A menudo regreso de la Habana Vieja por la calle Neptuno. Allí, donde se cruza con Prado, no solo nace la ruta de los almendrones –taxis de diez pesos-, allí también se abandona la gracia maquillada de los hoteles y comienza a tejerse la madeja de balcones, cables eléctricos y polvo, como centenarios entramados de araña las fachadas y enrejados, las tiendas de viejo y en peso convertible, los negocios privados, los timbiriches, la gente cruzando, gritando, viviendo, los almendrones que avanzan en caravana lenta porque la estrechez de la calle no da para más. También porque la luz verde de los semáforos de Galiano, Belascoaín e Infanta son demasiado breves para tamaño trasiego.
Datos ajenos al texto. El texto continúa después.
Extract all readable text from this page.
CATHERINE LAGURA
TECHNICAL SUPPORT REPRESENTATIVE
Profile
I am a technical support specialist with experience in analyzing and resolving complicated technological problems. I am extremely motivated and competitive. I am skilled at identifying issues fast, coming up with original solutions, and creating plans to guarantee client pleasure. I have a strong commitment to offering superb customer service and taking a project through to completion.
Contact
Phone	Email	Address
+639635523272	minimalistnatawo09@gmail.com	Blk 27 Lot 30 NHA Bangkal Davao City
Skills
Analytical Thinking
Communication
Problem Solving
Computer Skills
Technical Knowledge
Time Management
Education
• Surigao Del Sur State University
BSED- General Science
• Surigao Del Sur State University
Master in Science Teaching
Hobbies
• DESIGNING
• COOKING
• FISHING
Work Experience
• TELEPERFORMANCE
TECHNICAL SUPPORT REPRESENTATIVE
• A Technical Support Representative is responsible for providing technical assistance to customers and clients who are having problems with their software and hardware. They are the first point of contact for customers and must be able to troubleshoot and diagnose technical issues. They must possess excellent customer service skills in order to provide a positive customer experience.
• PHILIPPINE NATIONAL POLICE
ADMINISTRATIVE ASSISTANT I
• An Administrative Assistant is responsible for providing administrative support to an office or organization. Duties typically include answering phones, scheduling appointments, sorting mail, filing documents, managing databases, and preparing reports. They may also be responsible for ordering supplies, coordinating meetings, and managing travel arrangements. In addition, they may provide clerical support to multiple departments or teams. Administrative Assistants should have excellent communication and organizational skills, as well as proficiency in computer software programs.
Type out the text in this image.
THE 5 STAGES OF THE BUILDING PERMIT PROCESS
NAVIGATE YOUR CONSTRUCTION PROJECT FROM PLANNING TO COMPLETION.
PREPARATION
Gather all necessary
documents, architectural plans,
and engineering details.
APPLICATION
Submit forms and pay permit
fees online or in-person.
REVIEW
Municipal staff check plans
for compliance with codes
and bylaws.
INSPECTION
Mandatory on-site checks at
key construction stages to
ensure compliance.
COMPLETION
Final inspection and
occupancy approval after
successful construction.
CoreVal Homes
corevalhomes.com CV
Hoy me di cuenta, la calle Neptuno es como una de esas mujeres cubanas que no paran de hablar. De tanto observar la calle Neptuno desde una ventanilla de almendrón siempre me tropiezo algo nuevo de lo que admirarme, algo viejo que busco y se derrumbó y se extraña, algo que no debería ser, y me entristece. Hay varios tramos de Neptuno –cuando demora más de lo normal mi/su peregrinaje urbano- que me asfixian, me conminan a apurar el final, a desear la buena noticia de, al fin: el Vedado. Pero cuando llego a la colina universitaria miro hacia atrás, no puedo evitarlo, me doy la vuelta y miro. Sé que no debería, pero lo hago, porque de pronto siento que la he perdido y la echo tanto de menos. Miro hacia atrás –mujer de Lot que soy- para comprobar si todavía está ahí. Qué alivio. Ahí está.